100, 200, 301, 302, 404... Those are all numbers relating to websites in one form or another. Every time this Daily Golden Nugget series reached one of those numbers I wrote a special edition specifically about that number.
This is Daily Golden Nugget #666 and in honor of that special number I decided to write about one of the more "Devilish Black Hat SEO" techniques continuing to plague the internet.
What I'm about to describe is something that can happen to anyone who has low security on their website. A typical form of "low security" happens simply when your FTP password is not strong enough. If the password of your website is the word "diamond" or "diamond1" you need to go change that now because that's an obvious password for people in the jewelry industry.
Other "low security" situations occur when the software running on your website is out of date and needs to be patched by your website programmer or your website hosting company. Security patches should be part of your monthly website service contract and are especially important if you are running a WordPress website or any website written in the PHP programming language.
Those with low security are at risk of continual attacks from two types of people: those who want to destroy your website; and those that want to secretly use your website for nefarious reasons.
The devilish Black Hat SEO technique I want to describe falls into the nefarious category. When your security is breached they will modify your website in such a way in hopes that you will never notice it. Their hope is that they can use your website to boost the ranking of another website.
These hidden website pages were not viruses or anything directly harmful, but rather they were text files with dozens of hyperlinks to other websites. They were also loaded with the same keywords repeated over and over again. The goal of these hidden website pages was to feed Google many links and keywords in hopes to boost the ranking of the pages they were linking to.
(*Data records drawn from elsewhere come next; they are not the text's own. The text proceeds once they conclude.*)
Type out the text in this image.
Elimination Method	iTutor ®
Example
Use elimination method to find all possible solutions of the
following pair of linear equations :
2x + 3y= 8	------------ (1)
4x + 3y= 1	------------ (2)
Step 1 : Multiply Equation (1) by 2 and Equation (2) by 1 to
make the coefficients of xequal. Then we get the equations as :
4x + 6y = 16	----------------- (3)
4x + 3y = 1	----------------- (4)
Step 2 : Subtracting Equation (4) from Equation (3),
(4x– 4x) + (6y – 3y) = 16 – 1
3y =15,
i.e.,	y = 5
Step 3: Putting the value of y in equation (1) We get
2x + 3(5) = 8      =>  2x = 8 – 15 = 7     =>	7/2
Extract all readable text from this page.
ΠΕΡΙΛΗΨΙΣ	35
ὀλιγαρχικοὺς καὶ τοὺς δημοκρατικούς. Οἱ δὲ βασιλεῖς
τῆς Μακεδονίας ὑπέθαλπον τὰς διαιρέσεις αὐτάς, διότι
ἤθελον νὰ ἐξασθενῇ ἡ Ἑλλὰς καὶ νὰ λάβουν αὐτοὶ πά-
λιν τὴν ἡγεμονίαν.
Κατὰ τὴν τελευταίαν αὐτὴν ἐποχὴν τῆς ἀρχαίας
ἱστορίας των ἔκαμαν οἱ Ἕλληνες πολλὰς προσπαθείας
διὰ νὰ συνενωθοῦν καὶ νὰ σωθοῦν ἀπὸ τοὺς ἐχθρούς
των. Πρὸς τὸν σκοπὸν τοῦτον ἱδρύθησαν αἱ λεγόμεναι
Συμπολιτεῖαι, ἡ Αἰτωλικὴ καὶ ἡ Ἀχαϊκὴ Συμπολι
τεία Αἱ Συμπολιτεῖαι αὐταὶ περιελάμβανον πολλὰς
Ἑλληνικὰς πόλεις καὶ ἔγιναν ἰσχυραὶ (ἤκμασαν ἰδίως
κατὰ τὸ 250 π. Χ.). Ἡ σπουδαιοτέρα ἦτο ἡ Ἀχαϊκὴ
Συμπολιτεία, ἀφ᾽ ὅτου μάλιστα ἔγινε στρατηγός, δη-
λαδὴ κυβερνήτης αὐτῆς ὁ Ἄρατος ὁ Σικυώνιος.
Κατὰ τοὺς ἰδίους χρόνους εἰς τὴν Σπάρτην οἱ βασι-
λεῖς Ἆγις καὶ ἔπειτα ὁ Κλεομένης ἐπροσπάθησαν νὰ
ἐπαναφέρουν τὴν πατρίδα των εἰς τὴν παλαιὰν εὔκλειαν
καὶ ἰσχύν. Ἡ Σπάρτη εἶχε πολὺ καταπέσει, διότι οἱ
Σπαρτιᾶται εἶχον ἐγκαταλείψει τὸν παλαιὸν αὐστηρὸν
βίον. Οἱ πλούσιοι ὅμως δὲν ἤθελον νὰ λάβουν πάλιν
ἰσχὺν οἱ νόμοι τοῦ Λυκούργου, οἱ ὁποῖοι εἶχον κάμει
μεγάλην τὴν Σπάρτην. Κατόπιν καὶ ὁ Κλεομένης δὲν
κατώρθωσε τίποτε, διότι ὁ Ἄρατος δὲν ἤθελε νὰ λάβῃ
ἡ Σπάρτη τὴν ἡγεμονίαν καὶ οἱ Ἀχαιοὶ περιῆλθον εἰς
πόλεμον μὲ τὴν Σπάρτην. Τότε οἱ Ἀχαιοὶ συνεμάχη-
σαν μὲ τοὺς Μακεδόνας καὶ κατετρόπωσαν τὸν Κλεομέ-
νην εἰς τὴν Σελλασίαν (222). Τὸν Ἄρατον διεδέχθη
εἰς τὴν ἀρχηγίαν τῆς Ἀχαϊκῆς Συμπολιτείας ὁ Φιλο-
Sometimes these hidden pages are formatted to have the exact same website design as the rest of the website. The header and footer may look the same, the background colors are the same, but the content on the page is has words and links completely unrelated to the actual website.
In addition to the hidden web pages, the home pages of these hacked websites usually have modified hidden scripts in programming code. You can usually find the hidden code in the <head> area of the HTML code. The goal here is to quietly lead the search engines to the hidden pages without normal users knowing about them.
This type of Black Hat SEO is not always used simply to help the ranking of other websites; in fact this is a very popular method of spreading malicious software and viruses around the internet. This is where your reputation can be harmed. Your website visitors trust you, and they trust the information they find on your website. Users can easily be tricked into clicking a link on a page that looks like the rest of your site because the design was copied. Before they realize it, they are downloading malicious software onto their computer.
There's also a way that Black Hat SEO companies can make money from these pages. Again, if the page looks like the rest of your website they could trick users into clicking links to affiliate websites, like Amazon.com. The Black Hat company will make a commission if a purchase is made after clicking the affiliate link.
Google has taken a lot of steps to detect and prevent this type of Black Hat Spam SEO from appearing in the search results. When Google discovers a hacked site they will display a warning page when you try to visit that website.
As I said above, the best way to protect yourself from falling prey to this type of Black Hat SEO is to increase the difficulty of your password. Pick a combination of letters, symbols, and numbers of at least 10 characters long.